Unexpectedly Intriguing!
December 24, 2008

We're going to wrap up our publishing year with an old classic, courtesy of Snopes, which considers the physics governing the timely delivery of presents on Christmas Eve....

No known species of reindeer can fly. BUT there are 300,000 species of living organisms yet to be classified, and while most of these are insects and germs, this does not COMPLETELY rule out flying reindeer which only Santa has ever seen.

There are two billion children (persons under 18) in the world. BUT since Santa doesn't appear to handle the Muslim, Hindu, Jewish and Buddhist children, that reduces the workload to 15% of the total — 378 million according to Population Reference Bureau. At an average (census) rate of 3.5 children per household, that's 91.8 million homes. One presumes there's at least one good child in each.

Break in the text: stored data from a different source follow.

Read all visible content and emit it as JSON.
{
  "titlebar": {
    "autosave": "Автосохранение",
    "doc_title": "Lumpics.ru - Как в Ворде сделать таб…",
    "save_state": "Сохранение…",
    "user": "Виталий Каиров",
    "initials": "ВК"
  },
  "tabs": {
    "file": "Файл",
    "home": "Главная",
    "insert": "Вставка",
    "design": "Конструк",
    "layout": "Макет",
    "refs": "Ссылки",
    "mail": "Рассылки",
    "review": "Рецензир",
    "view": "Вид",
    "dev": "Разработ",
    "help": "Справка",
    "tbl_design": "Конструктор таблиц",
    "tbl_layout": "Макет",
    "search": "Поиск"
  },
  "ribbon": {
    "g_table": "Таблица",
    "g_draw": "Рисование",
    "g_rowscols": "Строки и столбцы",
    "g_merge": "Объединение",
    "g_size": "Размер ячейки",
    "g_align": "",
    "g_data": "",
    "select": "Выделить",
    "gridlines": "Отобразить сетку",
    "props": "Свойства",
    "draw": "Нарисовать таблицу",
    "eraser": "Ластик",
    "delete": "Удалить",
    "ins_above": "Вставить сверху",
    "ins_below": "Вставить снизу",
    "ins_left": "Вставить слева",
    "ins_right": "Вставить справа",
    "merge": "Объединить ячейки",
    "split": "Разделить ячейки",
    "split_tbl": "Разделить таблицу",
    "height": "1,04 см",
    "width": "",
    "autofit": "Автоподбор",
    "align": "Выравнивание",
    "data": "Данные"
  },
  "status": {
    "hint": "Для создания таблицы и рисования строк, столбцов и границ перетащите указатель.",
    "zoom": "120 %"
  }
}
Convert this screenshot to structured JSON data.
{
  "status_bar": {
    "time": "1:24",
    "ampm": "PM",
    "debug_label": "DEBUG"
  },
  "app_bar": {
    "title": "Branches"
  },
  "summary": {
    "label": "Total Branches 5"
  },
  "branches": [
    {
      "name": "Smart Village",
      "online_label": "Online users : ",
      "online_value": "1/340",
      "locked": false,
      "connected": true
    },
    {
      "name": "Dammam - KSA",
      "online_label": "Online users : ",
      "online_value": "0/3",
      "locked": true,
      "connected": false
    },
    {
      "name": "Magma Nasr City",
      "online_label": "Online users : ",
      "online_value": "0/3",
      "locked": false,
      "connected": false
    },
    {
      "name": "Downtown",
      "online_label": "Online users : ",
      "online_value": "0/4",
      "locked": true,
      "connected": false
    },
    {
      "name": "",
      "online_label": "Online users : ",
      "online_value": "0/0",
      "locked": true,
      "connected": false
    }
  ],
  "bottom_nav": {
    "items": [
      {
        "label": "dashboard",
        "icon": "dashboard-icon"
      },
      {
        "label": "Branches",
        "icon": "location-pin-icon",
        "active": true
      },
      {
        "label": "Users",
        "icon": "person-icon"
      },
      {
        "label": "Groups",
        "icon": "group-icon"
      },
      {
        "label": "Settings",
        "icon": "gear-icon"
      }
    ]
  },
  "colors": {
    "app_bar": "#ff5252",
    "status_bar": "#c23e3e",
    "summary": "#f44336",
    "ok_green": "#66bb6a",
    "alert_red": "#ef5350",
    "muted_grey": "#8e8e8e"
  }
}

Santa has 31 hours of Christmas to work with, thanks to the different time zones and the rotation of the earth, assuming he travels east to west (which seems logical). This works out to 822.6 visits per second.

This is to say that for each Christian household with good children, Santa has 1/1000th of a second to park, hop out of the sleigh, jump down the chimney, fill the stockings, distribute the remaining presents under the tree, eat whatever snacks have been left, get back up the chimney, get back into the sleigh and move on to the next house. Assuming that each of these 91.8 million stops are evenly distributed around the earth (which, of course, we know to be false but for the purposes of our calculations we will accept), we are now talking about .78 miles per household, a total trip of 75½ million miles, not counting stops to do what most of us must do at least once every 31 hours, plus feeding and etc.

This means that Santa's sleigh is moving at 650 miles per second, 3,000 times the speed of sound. For purposes of comparison, the fastest man-made vehicle on earth, the Ulysses space probe, moves at a poky 27.4 miles per second — a conventional reindeer can run, tops, 15 miles per hour.

If every one of the 91.8 million homes with good children were to put out a single chocolate chip cookie and an 8 ounce glass of 2% milk, the total calories (needless to say other vitamins and minerals) would be approximately 225 calories (100 for the cookie, give or take, and 125 for the milk, give or take). Multiplying the number of calories per house by the number of homes (225 x 91.8 x 1000000), we get the total number of calories Santa consumes that night, which is 20,655,000,000 calories. To break it down further, 1 pound is equal to 3500 calories. Dividing our total number of calories by the number of calories in a pound (20655000000/3500) and we get the number of pounds Santa gains, 5901428.6, which is 2950.7 tons.

The payload on the sleigh adds another interesting element. Assuming that each child gets nothing more than a medium-sized lego set (two pounds), the sleigh is carrying 321,300 tons, not counting Santa, who is invariably described as overweight. On land, conventional reindeer can pull no more than 300 pounds. Even granting that "flying reindeer" (see above) could pull TEN TIMES the normal amount, we cannot do the job with eight, or even nine. We need 214,200 reindeer. This increases the payload (not even counting the weight of the sleigh) to 353,430 tons. Again, for comparison, this is four times the weight of the Queen Elizabeth. 353,000 tons traveling at 650 miles per second creates enormous air resistance — this will heat the reindeer up in the same fashion as spacecraft re-entering the earth's atmosphere. The lead pair of reindeer will absorb 14.3 QUINTILLION joules of energy. Per second. Each.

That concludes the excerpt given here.